En otros países, como Bélgica, al menos la vacunación de la polio es obligatoria, so pena de perder la patria potestad. Independientemente de lo que pueda creer cada uno, las autoridades sanitarias belgas asumen como esencial que no se rompa la cadena de vacunación y mantener alejada la polio.
En mi propia infancia tardofranquista, los niños pasábamos el sarampión. Yo lo pasé, y gracias a un tío médico que me metió en un baño de agua fría el fiebrón que tenía no me provocó daños cerebrales o me mandó al otro barrio. Pero en mi época, sin vacunación del sarampión, todavía había niños que morían por esa misma fiebre. La parotiditis o paperas no tenía esa mortandad, pero si le tocaba a un adolescente, en ocasiones lo podía esterilizar sin remedio. Y la rubeola, finalmente, lograba el raro éxito de provocar abortos a un 20% de los casos de las embarazadas que no fueran inmunes.

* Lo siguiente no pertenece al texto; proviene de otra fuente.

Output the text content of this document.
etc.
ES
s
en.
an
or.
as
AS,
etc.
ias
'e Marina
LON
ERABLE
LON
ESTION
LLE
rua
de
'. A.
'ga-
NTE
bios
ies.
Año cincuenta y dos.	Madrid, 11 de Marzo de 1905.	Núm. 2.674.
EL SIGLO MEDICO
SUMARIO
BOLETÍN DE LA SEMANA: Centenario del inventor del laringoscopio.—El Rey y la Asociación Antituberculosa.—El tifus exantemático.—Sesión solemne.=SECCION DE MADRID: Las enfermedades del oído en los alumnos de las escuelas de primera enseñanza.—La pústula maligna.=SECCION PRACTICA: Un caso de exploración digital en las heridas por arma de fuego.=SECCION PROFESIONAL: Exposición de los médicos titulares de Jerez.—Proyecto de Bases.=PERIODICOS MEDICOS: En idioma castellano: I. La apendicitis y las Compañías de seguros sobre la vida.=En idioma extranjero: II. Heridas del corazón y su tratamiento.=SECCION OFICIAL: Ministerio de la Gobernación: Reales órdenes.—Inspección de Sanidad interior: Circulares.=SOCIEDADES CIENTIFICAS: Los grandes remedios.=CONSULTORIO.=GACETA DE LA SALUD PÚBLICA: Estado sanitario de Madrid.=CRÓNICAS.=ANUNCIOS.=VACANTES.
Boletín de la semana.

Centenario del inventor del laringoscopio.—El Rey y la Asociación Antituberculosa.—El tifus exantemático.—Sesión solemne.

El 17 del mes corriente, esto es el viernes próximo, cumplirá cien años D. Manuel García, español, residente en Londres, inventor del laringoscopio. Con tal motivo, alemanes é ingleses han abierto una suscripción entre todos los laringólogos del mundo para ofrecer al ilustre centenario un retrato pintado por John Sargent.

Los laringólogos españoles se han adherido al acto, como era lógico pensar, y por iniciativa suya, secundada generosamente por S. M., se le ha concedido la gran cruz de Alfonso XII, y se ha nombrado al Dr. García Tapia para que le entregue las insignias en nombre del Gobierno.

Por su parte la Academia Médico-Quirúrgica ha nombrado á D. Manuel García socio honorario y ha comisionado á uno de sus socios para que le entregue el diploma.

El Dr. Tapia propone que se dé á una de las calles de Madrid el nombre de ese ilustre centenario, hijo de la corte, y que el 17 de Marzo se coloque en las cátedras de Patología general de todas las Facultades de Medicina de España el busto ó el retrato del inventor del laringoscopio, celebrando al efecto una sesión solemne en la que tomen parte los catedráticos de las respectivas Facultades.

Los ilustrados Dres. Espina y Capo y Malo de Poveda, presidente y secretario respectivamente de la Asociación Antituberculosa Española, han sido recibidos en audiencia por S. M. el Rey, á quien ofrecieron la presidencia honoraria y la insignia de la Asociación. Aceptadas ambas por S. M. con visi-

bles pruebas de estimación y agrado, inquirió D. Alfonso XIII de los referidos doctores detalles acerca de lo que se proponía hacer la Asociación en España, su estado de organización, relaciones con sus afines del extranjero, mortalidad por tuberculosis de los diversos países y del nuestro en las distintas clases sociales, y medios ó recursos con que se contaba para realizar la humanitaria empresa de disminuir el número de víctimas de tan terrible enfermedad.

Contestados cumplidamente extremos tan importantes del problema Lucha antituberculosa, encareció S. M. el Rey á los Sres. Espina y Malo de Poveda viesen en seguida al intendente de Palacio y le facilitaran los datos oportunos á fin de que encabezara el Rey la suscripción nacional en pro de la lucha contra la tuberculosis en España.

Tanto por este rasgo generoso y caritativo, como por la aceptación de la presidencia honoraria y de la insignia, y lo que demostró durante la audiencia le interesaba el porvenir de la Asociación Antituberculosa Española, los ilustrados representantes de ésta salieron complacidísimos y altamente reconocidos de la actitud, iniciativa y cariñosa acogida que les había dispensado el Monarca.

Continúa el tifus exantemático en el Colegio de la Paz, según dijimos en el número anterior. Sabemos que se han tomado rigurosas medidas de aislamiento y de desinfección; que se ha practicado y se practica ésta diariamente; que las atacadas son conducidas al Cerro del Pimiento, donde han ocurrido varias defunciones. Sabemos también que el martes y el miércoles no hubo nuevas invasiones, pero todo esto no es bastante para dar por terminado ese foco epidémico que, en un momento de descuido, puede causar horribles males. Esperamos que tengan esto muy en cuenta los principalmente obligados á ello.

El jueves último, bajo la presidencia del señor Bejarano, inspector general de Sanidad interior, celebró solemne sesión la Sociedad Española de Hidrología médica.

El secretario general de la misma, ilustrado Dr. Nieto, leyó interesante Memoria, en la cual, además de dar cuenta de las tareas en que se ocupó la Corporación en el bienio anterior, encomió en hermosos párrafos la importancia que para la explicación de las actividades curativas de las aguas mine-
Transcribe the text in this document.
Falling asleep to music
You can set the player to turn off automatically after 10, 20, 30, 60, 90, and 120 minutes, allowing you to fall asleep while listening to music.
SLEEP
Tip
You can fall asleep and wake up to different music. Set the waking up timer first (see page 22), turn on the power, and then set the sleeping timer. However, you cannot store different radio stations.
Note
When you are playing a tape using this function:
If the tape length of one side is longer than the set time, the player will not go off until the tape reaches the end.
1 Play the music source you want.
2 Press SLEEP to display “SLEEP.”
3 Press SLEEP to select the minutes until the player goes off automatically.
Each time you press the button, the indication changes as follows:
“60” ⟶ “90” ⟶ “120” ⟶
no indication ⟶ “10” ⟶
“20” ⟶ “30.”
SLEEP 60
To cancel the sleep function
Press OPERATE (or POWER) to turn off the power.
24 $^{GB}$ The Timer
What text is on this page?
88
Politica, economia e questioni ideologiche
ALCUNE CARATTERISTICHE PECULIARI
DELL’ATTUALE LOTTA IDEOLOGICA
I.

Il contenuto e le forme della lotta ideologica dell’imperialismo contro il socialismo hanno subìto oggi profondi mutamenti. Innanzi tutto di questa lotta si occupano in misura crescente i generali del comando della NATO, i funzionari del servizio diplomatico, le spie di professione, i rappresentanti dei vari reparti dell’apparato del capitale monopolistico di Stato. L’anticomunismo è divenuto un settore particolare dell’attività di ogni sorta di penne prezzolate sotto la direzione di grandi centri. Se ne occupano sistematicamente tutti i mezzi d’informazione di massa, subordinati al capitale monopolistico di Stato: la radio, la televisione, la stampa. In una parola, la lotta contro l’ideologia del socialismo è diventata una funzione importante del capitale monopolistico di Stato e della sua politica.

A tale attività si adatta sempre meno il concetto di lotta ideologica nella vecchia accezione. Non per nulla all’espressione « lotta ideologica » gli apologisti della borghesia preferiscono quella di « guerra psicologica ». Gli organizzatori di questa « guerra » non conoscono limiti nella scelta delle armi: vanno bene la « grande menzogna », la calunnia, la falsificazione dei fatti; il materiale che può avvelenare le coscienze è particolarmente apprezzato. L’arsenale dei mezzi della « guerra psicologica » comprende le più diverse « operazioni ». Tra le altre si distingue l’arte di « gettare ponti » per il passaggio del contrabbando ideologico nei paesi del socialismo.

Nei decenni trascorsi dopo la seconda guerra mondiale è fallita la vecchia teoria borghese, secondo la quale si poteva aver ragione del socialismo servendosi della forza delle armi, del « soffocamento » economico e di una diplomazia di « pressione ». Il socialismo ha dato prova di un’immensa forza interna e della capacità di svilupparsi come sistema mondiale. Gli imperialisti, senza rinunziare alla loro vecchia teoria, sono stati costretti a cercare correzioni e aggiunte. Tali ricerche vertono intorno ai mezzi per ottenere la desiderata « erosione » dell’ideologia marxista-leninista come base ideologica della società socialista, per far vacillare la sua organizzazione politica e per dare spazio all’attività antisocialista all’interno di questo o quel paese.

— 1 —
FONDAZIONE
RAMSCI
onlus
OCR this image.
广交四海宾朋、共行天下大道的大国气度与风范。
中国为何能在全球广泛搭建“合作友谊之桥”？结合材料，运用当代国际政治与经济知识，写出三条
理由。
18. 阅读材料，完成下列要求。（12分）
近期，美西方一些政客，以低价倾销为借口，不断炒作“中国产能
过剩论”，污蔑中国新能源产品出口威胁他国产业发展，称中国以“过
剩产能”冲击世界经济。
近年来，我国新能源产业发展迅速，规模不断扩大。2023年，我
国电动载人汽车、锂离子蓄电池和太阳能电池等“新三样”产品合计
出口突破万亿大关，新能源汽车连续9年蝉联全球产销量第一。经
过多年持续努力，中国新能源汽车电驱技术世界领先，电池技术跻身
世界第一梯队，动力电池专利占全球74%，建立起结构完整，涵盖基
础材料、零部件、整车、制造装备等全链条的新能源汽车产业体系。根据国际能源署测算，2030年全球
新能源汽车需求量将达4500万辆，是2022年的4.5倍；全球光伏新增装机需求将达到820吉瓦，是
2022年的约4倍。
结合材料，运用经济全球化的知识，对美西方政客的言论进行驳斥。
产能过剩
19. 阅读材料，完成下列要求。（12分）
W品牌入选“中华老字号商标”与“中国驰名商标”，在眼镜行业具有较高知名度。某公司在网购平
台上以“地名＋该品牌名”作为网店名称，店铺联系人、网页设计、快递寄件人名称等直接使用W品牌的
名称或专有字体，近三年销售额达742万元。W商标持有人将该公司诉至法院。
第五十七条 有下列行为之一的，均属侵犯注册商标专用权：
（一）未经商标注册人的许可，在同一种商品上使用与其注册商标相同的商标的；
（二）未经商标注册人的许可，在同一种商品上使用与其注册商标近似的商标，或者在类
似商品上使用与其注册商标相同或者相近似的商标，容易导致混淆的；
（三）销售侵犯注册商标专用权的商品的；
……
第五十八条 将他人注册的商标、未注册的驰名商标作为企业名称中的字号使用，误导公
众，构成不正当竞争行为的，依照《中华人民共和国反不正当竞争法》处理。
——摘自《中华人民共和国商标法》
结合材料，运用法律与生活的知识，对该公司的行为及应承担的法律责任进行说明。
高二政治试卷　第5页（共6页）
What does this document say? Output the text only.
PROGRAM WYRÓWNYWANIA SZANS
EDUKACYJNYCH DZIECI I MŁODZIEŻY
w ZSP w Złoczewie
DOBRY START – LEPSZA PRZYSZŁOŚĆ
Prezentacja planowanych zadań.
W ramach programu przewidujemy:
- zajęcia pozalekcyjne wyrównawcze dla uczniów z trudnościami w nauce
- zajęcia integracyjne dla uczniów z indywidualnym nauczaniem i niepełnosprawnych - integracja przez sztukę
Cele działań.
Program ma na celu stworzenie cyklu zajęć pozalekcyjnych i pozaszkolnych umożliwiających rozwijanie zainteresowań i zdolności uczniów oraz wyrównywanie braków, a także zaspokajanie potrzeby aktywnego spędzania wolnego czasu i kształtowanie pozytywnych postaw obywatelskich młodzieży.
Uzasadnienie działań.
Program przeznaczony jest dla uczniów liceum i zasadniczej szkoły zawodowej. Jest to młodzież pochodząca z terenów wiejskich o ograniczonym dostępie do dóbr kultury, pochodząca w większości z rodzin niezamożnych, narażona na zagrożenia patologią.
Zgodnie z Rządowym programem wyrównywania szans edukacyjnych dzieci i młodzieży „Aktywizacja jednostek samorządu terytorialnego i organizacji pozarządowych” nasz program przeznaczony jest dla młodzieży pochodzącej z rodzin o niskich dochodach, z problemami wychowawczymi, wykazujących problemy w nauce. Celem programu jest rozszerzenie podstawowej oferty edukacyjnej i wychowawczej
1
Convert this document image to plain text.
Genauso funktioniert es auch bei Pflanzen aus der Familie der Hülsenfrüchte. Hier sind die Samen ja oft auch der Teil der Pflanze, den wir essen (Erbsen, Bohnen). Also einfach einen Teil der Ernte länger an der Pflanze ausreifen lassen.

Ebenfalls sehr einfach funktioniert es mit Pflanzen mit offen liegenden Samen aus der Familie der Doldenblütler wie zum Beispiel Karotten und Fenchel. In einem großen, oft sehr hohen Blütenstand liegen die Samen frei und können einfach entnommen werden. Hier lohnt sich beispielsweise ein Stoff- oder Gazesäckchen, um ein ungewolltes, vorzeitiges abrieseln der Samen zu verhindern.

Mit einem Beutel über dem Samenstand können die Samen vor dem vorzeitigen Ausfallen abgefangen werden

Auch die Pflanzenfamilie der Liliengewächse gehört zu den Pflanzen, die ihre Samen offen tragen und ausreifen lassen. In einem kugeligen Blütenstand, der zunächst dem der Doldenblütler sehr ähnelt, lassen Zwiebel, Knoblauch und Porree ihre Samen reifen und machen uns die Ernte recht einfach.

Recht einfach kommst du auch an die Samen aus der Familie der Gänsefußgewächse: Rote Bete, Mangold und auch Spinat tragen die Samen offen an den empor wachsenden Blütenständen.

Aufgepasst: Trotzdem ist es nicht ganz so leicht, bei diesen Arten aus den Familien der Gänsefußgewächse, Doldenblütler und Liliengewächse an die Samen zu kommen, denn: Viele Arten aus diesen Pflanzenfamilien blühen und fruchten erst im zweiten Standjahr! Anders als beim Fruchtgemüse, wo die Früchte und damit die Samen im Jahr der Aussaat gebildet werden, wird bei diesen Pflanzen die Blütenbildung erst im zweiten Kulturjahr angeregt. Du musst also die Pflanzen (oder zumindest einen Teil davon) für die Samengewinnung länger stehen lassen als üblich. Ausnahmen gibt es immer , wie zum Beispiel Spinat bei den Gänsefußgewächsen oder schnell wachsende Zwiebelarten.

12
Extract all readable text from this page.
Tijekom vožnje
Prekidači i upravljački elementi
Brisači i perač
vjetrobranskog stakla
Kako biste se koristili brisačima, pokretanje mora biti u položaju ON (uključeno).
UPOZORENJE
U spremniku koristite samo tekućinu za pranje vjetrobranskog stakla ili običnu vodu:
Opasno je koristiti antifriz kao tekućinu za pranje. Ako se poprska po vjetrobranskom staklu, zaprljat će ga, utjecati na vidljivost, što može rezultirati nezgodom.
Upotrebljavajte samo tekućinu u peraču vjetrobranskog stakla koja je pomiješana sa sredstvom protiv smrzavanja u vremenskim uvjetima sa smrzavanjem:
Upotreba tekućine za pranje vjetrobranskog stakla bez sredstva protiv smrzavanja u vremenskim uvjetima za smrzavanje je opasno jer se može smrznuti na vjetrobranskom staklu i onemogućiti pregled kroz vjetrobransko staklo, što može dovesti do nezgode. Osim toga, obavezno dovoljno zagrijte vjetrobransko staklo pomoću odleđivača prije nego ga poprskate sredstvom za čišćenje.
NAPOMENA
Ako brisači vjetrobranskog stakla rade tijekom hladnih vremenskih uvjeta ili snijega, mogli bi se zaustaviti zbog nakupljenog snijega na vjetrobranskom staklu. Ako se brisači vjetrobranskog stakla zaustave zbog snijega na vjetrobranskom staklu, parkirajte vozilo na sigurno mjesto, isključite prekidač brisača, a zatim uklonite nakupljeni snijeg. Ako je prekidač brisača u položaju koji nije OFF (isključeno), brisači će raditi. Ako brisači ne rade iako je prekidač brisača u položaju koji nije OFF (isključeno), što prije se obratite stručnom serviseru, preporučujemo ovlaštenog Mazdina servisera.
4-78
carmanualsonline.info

Ahora, pensadlo: un niño no vacunado contrae el sarampión. Tiene un hermano pequeño, por supuesto no vacunado, que va a escuela infantil y a quien contagia. Si en esa escuela infantil se transmite el sarampión a niños menores de un año, la probabilidad de muerte aumenta. Y todo porque esos padres creen que la vacuna es innecesaria.
En los tiempos de la campana tocando a niño difunto, nadie en su sano juicio dudaba de la vacuna. Incluso para la población analfabeta, que también existía, la promesa de evitar la muerte de sus hijos era tan positiva y poderosa como para quien entendía el procedimiento. Pero en nuestros tiempos donde la cultura hace ajena a la muerte y los niños no mueren, hay pie para que los tendentes a subculturas alternativas nieguen la eficacia y necesidad de las vacunas como quien afirma que las estelas de los aviones son en realidad chemtrails destinados a envenenar a la población.
Cada cual puede creer lo que le apetezca, por suerte y por desgracia. Pero cuando se amenaza la salud y la vida de terceros, el Estado debería intervenir y hacer la vacunación obligatoria so pena de retirada de la patria potestad. Lo malo es que la vacunación obligatoria cuesta más dinero que la que se aplica sólo a una parte de la población, al menos para ciertas mentalidades ahorradoras.